MCR MEDICAL CENTER REPORT

02/18/09

Quick study: Ovarian cancer therapy doesn't prolong life

 

BY MICHELLE L. BRANDT

   

The question: Can using the drug oregovomab following chemotherapy increase survival time for patients with advanced-stage ovarian cancer?

The disease: Each year, more than 20,000 new cases of ovarian cancer are diagnosed nationwide. Most patients are treated with a combination of chemotherapy and a taxane, a type of drug that blocks the growth of cancer cells. Following remission, some undergo so-called maintenance therapy - a continuation of low-dose chemotherapy - to try to keep the disease at bay; however, in 80 percent of these cases, the disease will re-occur. 'Those of us who treat women with ovarian cancer desperately need something better than what we have,' said Jonathan Berek, MD, professor and chair of obstetrics and gynecology.

The medication: Oregovomab is a monoclonal antibody that identifies and attacks tumor cells displaying CA-125, a glycoprotein found on most ovarian cancer cells. Early studies suggested that when used as maintenance therapy (as an alternative to low-dose chemotherapy), it had the potential to extend the time that a woman with advanced ovarian cancer would have without relapse.

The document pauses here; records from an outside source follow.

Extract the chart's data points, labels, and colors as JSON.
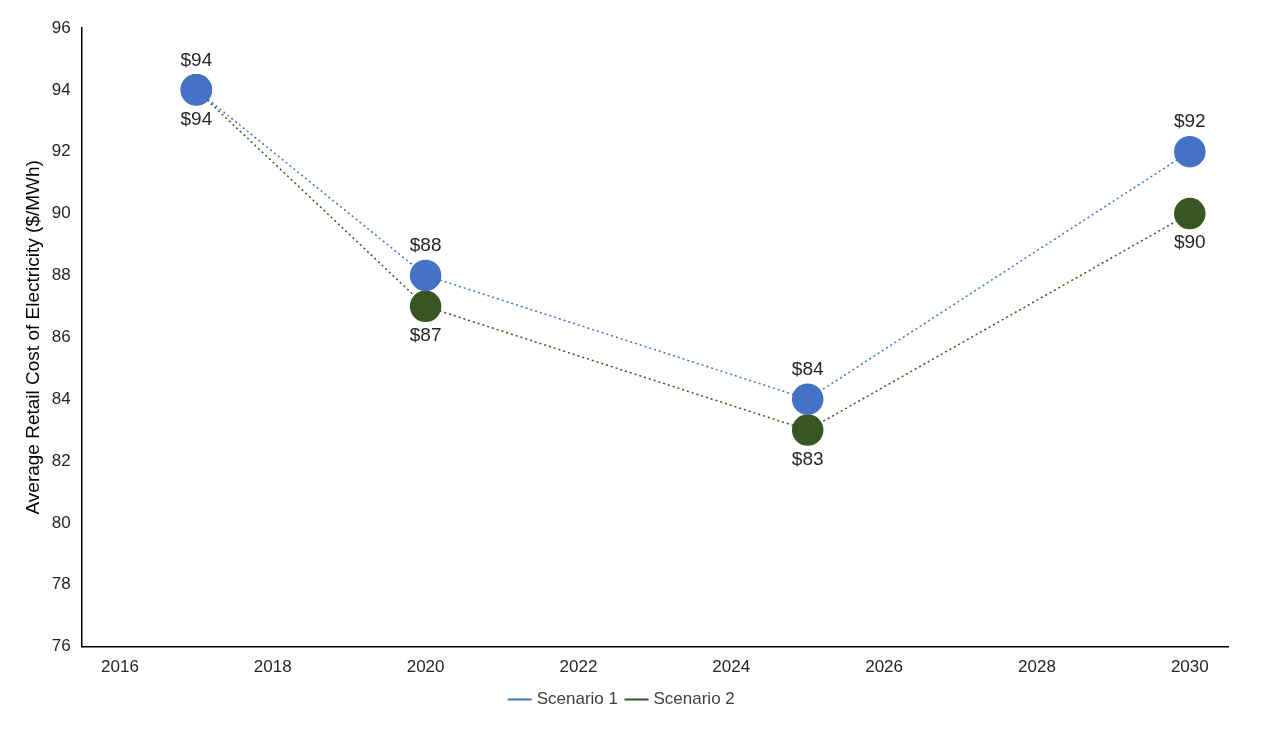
{
  "chart_data": {
    "type": "line",
    "ylabel": "Average Retail Cost of Electricity ($/MWh)",
    "x": [
      2017,
      2020,
      2025,
      2030
    ],
    "xlim": [
      2015.5,
      2030.5
    ],
    "xticks": [
      2016,
      2018,
      2020,
      2022,
      2024,
      2026,
      2028,
      2030
    ],
    "ylim": [
      76,
      96
    ],
    "yticks": [
      76,
      78,
      80,
      82,
      84,
      86,
      88,
      90,
      92,
      94,
      96
    ],
    "series": [
      {
        "name": "Scenario 1",
        "color": "#4472c4",
        "values": [
          94,
          88,
          84,
          92
        ],
        "value_labels": [
          "$94",
          "$88",
          "$84",
          "$92"
        ]
      },
      {
        "name": "Scenario 2",
        "color": "#375623",
        "values": [
          94,
          87,
          83,
          90
        ],
        "value_labels": [
          "$94",
          "$87",
          "$83",
          "$90"
        ]
      }
    ],
    "marker": "circle",
    "line_style": "dotted",
    "grid": false,
    "legend": "bottom"
  }
}
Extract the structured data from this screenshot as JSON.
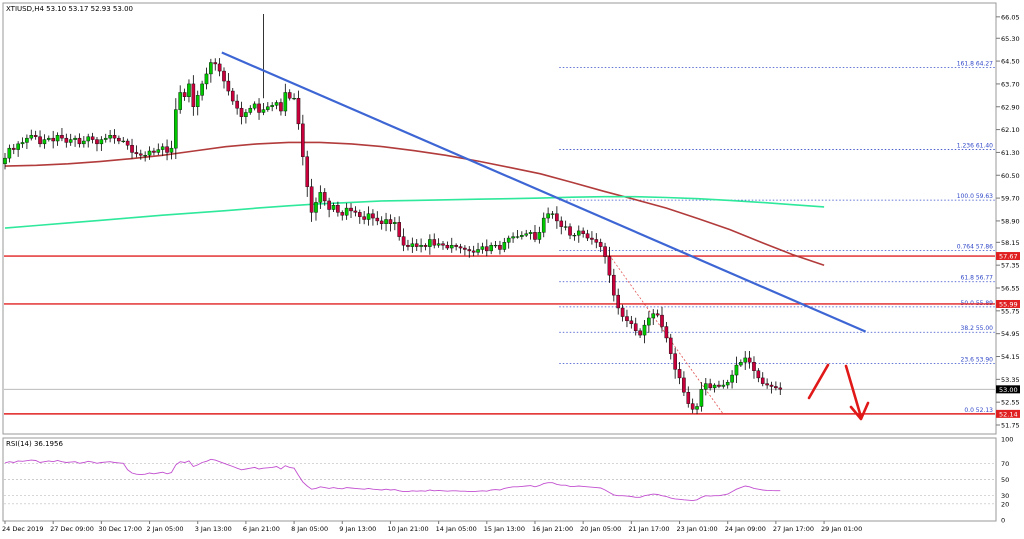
{
  "header": {
    "symbol_line": "XTIUSD,H4  53.10 53.17 52.93 53.00"
  },
  "rsi_panel": {
    "label": "RSI(14) 36.1956",
    "levels": [
      100,
      70,
      50,
      30,
      20,
      0
    ],
    "tick_labels": [
      "100",
      "70",
      "50",
      "30",
      "20",
      "0"
    ]
  },
  "colors": {
    "bull": "#00c800",
    "bear": "#c8003c",
    "trendline": "#3d66d4",
    "ma_slow": "#b23b3b",
    "ma_fast": "#2ee89b",
    "support": "#e02020",
    "fib": "#3048c8",
    "rsi": "#c24fd0",
    "arrow": "#e01818"
  },
  "chart_data": {
    "type": "candlestick",
    "y_ticks": [
      66.05,
      65.3,
      64.5,
      63.7,
      62.9,
      62.1,
      61.3,
      60.5,
      59.7,
      58.9,
      58.15,
      57.35,
      56.55,
      55.75,
      54.95,
      54.15,
      53.35,
      52.55,
      51.75
    ],
    "y_tick_labels": [
      "66.05",
      "65.30",
      "64.50",
      "63.70",
      "62.90",
      "62.10",
      "61.30",
      "60.50",
      "59.70",
      "58.90",
      "58.15",
      "57.35",
      "56.55",
      "55.75",
      "54.95",
      "54.15",
      "53.35",
      "52.55",
      "51.75"
    ],
    "ylim": [
      51.47,
      66.5
    ],
    "x_tick_labels": [
      "24 Dec 2019",
      "27 Dec 09:00",
      "30 Dec 17:00",
      "2 Jan 05:00",
      "3 Jan 13:00",
      "6 Jan 21:00",
      "8 Jan 05:00",
      "9 Jan 13:00",
      "10 Jan 21:00",
      "14 Jan 05:00",
      "15 Jan 13:00",
      "16 Jan 21:00",
      "20 Jan 05:00",
      "21 Jan 17:00",
      "23 Jan 01:00",
      "24 Jan 09:00",
      "27 Jan 17:00",
      "29 Jan 01:00"
    ],
    "x_tick_positions": [
      0,
      11,
      22,
      33,
      44,
      55,
      66,
      77,
      88,
      99,
      110,
      121,
      132,
      143,
      154,
      165,
      176,
      187
    ],
    "closes": [
      61.1,
      61.45,
      61.4,
      61.6,
      61.65,
      61.8,
      61.9,
      61.85,
      61.6,
      61.75,
      61.8,
      61.7,
      61.9,
      61.8,
      61.65,
      61.75,
      61.8,
      61.6,
      61.7,
      61.85,
      61.75,
      61.6,
      61.75,
      61.8,
      61.9,
      61.8,
      61.7,
      61.7,
      61.55,
      61.3,
      61.25,
      61.2,
      61.2,
      61.35,
      61.3,
      61.4,
      61.5,
      61.3,
      61.45,
      62.8,
      63.4,
      63.25,
      63.7,
      62.9,
      63.3,
      63.7,
      64.05,
      64.45,
      64.4,
      64.15,
      63.8,
      63.45,
      63.1,
      62.85,
      62.55,
      62.7,
      62.85,
      63.0,
      62.7,
      62.8,
      62.9,
      62.95,
      63.05,
      62.75,
      63.4,
      63.2,
      63.2,
      62.3,
      61.15,
      60.1,
      59.2,
      59.55,
      59.9,
      59.6,
      59.3,
      59.45,
      59.2,
      59.1,
      59.35,
      59.25,
      59.2,
      59.05,
      58.95,
      59.15,
      59.0,
      58.9,
      58.8,
      58.95,
      58.8,
      58.85,
      58.35,
      58.05,
      58.0,
      58.1,
      58.0,
      58.05,
      58.0,
      58.25,
      58.05,
      58.1,
      58.05,
      57.95,
      58.05,
      58.0,
      57.95,
      57.9,
      57.85,
      57.8,
      57.9,
      58.0,
      57.85,
      58.05,
      58.05,
      57.9,
      58.15,
      58.3,
      58.35,
      58.35,
      58.4,
      58.45,
      58.5,
      58.25,
      58.5,
      59.0,
      59.15,
      59.15,
      58.9,
      58.7,
      58.7,
      58.4,
      58.4,
      58.55,
      58.45,
      58.3,
      58.25,
      58.15,
      58.0,
      57.65,
      57.0,
      56.3,
      55.85,
      55.55,
      55.4,
      55.3,
      55.05,
      54.9,
      55.25,
      55.5,
      55.65,
      55.6,
      55.2,
      54.8,
      54.25,
      53.7,
      53.4,
      52.9,
      52.5,
      52.3,
      52.4,
      53.0,
      53.2,
      53.05,
      53.15,
      53.1,
      53.15,
      53.25,
      53.5,
      53.85,
      53.95,
      54.1,
      53.95,
      53.65,
      53.4,
      53.2,
      53.15,
      53.1,
      53.05,
      53.0
    ],
    "series": [
      {
        "name": "",
        "values": [
          60.82,
          60.85,
          60.9,
          60.98,
          61.08,
          61.2,
          61.35,
          61.5,
          61.6,
          61.65,
          61.65,
          61.6,
          61.5,
          61.36,
          61.2,
          61.0,
          60.78,
          60.55,
          60.25,
          59.94,
          59.65,
          59.35,
          58.98,
          58.6,
          58.15,
          57.72,
          57.35
        ]
      },
      {
        "name": "",
        "values": [
          58.65,
          58.74,
          58.83,
          58.92,
          59.01,
          59.1,
          59.18,
          59.26,
          59.35,
          59.43,
          59.5,
          59.55,
          59.6,
          59.62,
          59.64,
          59.66,
          59.68,
          59.7,
          59.73,
          59.75,
          59.75,
          59.72,
          59.68,
          59.62,
          59.55,
          59.47,
          59.39
        ]
      }
    ],
    "trendline": [
      [
        49.5,
        64.8
      ],
      [
        196.5,
        55.02
      ]
    ],
    "fib_retracement": {
      "levels": [
        {
          "label": "161.8  64.27",
          "value": 64.27
        },
        {
          "label": "1.236  61.40",
          "value": 61.4
        },
        {
          "label": "100.0  59.63",
          "value": 59.63
        },
        {
          "label": "0.764  57.86",
          "value": 57.86
        },
        {
          "label": "61.8  56.77",
          "value": 56.77
        },
        {
          "label": "50.0  55.89",
          "value": 55.89
        },
        {
          "label": "38.2  55.00",
          "value": 55.0
        },
        {
          "label": "23.6  53.90",
          "value": 53.9
        },
        {
          "label": "0.0  52.13",
          "value": 52.13
        }
      ],
      "from_index": 127,
      "diagonal": [
        [
          138,
          57.7
        ],
        [
          164,
          52.13
        ]
      ]
    },
    "horizontal_lines": [
      {
        "value": 57.67,
        "label": "57.67"
      },
      {
        "value": 55.99,
        "label": "55.99"
      },
      {
        "value": 52.14,
        "label": "52.14"
      }
    ],
    "current_price": {
      "value": 53.0,
      "label": "53.00"
    },
    "rsi_values": [
      70.5,
      72,
      71,
      73,
      72.5,
      73.2,
      74,
      73.5,
      71,
      72,
      73,
      72,
      73.5,
      72,
      71,
      71.5,
      72,
      70,
      71,
      72.5,
      71.5,
      70,
      71,
      71.5,
      72,
      71,
      70.5,
      70,
      62,
      58,
      56.5,
      56,
      56.5,
      58,
      57,
      58,
      59,
      57,
      58.5,
      68,
      72,
      71,
      73,
      66,
      68,
      71,
      72.5,
      75,
      74,
      72,
      70,
      68,
      66,
      64,
      62,
      63,
      64,
      65,
      63,
      64,
      64.5,
      65,
      66,
      63,
      67,
      65,
      64,
      55,
      47,
      42,
      38,
      39,
      41,
      40,
      39,
      40,
      39,
      38.5,
      40,
      39.5,
      39,
      38.5,
      38,
      39,
      38,
      37.5,
      37,
      38,
      37,
      37.5,
      36,
      35,
      35,
      36,
      35.5,
      36,
      35.5,
      37,
      36,
      36.5,
      36,
      35.5,
      36,
      36,
      35.5,
      35.5,
      35,
      35,
      35.5,
      36,
      35.5,
      37,
      37.5,
      37,
      39,
      40,
      41,
      41,
      41.5,
      42,
      42.5,
      41,
      42.5,
      45,
      46,
      46,
      44,
      43,
      43,
      41.5,
      41.5,
      42,
      41.5,
      41,
      40.5,
      40,
      39.5,
      37,
      34,
      31,
      30,
      30,
      29.5,
      29,
      28,
      28,
      30,
      31,
      32,
      31.5,
      30,
      29,
      27,
      26,
      25.5,
      25,
      24.5,
      24,
      25,
      28,
      30,
      29.5,
      30,
      30,
      31,
      32,
      35,
      38,
      40,
      42,
      41,
      39,
      38,
      37,
      36.5,
      36.3,
      36.2,
      36.2
    ]
  }
}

The study: The randomized, double-blind study involved 367 patients with advanced ovarian cancer at more than 60 U.S. centers, including Stanford. The women all had previously undergone chemotherapy. The majority of participants were assigned to oregovomab, while the remainder received a placebo. The results appeared in the Jan. 20 issue of the Journal of Clinical Oncology.

The findings: Though the medication produced a strong immune response and was well-tolerated by patients, there were no differences in survival between those women who received oregovomab and those given placebo. There was also no statistical difference in the median time to relapse for the women in the two groups.

What's next: Since the medication produced a strong biologic and immune response in patients, it may still have a use in cancer treatment. Berek said that new studies are investigating whether monoclonal antibodies are useful when combined with standard chemotherapy as first-line treatment.